Although Kos has declared 2010 primary season on corrupt Dems, Kevin Powell is jumping the gun a bit. Powell, an author and community organizer who might be best known nationally for his turn on the first season of MTV's The Real World, has decided to mount a primary challenge against Edolphus "Ed" Towns [NY-10]. Towns is one of the pharmaceutical company's best friends in congress and is also the man who handed the Bush administration a victory a few years ago by casting the decisive vote to pass CAFTA.
Towns has been in office for 25 years and represents a safe Democratic district in Brooklyn, so ousting him would send a powerful message to some of the less progressive members of the caucus to get their acts together. Towns' defeat would also demonstrate the strength of the people powered political movement that Barack Obama is building.
But how can Powell defeat such a powerful incumbent? Follow me below the fold.
Kevin Powell is a Kossack's kind of candidate. He supports an immediate end to the war in Iraq, advocates a single payer health care system, wants to repeal No Child Left Behind and reform the Rockefeller sentencing guidelines.
Ed Towns represents an old school, increasingly out of touch Democratic machine in NYC, headed by Charles Rangel. A new generation of more progressive Dems is aching to supplant this old guard. They may have picked the perfect target in Towns:
An emerging young black political class [based in Brooklyn] is seeking to assert the neighborhood’s power against what it sees as an older establishment, based in Harlem, that has long exercised disproportionate influence in New York. The younger Democratic activists link Mr. Meeks and Mr. Towns, the son of a North Carolina sharecropper and a 25-year veteran in Congress, to that structure.
Mr. Towns cannot afford to take the challenge lightly. Two years ago, he won with less than 50 percent of the vote in a three-way race.
The fact that a twelve term Democratic incumbent could not break 50% in an overwhelmingly Blue district points to his weakness as a candidate. Indeed, he may have only lasted this long due to his patron Rangel keeping the field clear of serious challengers. Moreover Towns was clearly not expecting this challenge as he only has $300,000 on hand for the primary. So, Powell certainly has an opportunity. But can he marshall the resources needed?

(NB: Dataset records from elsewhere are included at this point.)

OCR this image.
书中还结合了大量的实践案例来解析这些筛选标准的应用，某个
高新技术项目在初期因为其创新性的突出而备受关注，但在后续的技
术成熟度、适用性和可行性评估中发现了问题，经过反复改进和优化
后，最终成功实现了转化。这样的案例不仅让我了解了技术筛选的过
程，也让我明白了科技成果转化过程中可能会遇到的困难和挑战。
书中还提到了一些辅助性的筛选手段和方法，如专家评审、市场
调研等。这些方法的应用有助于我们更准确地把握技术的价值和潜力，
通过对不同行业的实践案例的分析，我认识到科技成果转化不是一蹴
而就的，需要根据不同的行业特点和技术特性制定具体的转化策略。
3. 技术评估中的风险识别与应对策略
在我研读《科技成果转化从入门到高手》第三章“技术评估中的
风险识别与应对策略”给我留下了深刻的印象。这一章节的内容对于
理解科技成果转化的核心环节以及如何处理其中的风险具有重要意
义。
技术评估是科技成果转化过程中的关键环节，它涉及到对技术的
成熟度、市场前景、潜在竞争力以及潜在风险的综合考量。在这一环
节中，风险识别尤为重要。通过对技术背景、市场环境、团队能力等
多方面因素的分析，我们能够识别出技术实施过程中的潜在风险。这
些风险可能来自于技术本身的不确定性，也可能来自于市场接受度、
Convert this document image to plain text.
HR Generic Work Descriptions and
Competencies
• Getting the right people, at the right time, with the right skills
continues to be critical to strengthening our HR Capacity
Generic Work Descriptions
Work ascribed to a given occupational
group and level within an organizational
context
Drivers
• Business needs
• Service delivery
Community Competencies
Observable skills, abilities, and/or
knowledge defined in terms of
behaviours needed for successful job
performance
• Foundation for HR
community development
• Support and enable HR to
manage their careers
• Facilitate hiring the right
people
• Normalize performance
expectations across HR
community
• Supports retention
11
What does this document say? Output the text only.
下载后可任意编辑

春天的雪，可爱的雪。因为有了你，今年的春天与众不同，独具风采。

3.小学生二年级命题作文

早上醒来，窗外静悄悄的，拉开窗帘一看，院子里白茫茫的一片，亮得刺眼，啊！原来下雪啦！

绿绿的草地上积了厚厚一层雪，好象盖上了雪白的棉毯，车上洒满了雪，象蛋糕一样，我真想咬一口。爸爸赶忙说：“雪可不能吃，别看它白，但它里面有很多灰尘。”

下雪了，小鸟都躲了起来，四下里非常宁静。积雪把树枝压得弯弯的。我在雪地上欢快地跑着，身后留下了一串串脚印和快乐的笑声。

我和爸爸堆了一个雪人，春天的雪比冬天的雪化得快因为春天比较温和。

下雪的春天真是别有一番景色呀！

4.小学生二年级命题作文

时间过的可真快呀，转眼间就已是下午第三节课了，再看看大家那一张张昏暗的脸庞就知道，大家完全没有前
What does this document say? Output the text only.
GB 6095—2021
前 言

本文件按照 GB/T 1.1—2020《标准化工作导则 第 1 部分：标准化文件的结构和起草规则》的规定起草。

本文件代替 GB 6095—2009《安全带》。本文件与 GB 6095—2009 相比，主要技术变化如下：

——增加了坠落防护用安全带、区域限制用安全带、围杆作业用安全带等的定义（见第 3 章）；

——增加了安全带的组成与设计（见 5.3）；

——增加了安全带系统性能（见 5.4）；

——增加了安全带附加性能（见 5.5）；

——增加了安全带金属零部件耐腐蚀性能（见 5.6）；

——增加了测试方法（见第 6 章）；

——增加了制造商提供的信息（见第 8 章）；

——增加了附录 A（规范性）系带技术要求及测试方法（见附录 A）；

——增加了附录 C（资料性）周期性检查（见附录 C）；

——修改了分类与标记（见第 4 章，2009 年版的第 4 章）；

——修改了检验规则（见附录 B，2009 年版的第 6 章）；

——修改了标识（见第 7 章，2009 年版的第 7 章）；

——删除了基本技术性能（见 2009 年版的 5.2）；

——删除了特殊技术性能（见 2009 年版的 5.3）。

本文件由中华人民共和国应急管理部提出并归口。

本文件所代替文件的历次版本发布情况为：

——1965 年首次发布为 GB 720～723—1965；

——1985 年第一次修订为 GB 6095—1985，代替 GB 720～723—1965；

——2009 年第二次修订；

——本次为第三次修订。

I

The combination of Powell's links to the entertainment industry, the infrastructure in place due to Obama's fifty state strategy, Towns pathetic performance in Congress and lingering resentment in Brooklyn over the Clinton campaign might provide Powell with enough juice to get the job done. Powell
has the backing of celebrities like the comedian Dave Chappelle, who is scheduled to headline a fund-raiser for Mr. Powell.
Jordan Thomas, who led the organization Brooklyn for Barack, and Arthur Leopold, a fund-raiser for the Obama campaign, are backing Mr. Powell, as are several Democratic clubs, including the Central Brooklyn Independent Democrats, in part because of members’ disappointment after Mr. Towns backed Mrs. Clinton.
It is difficult to overstate the enthusiasm and pride Mr. Obama stirred in the district, where he received 58 percent of the vote. Interviews last week with residents, political activists and businesspeople throughout the district showed those feelings to be still close to the surface.
So Powell just might be able to ride the Obama wave and the NY-10th's disappointment with Ed Towns' leadership into office, while simultaneously depriving big Pharma of one of thier most loyal Congressmen. Its really addition by subtraction.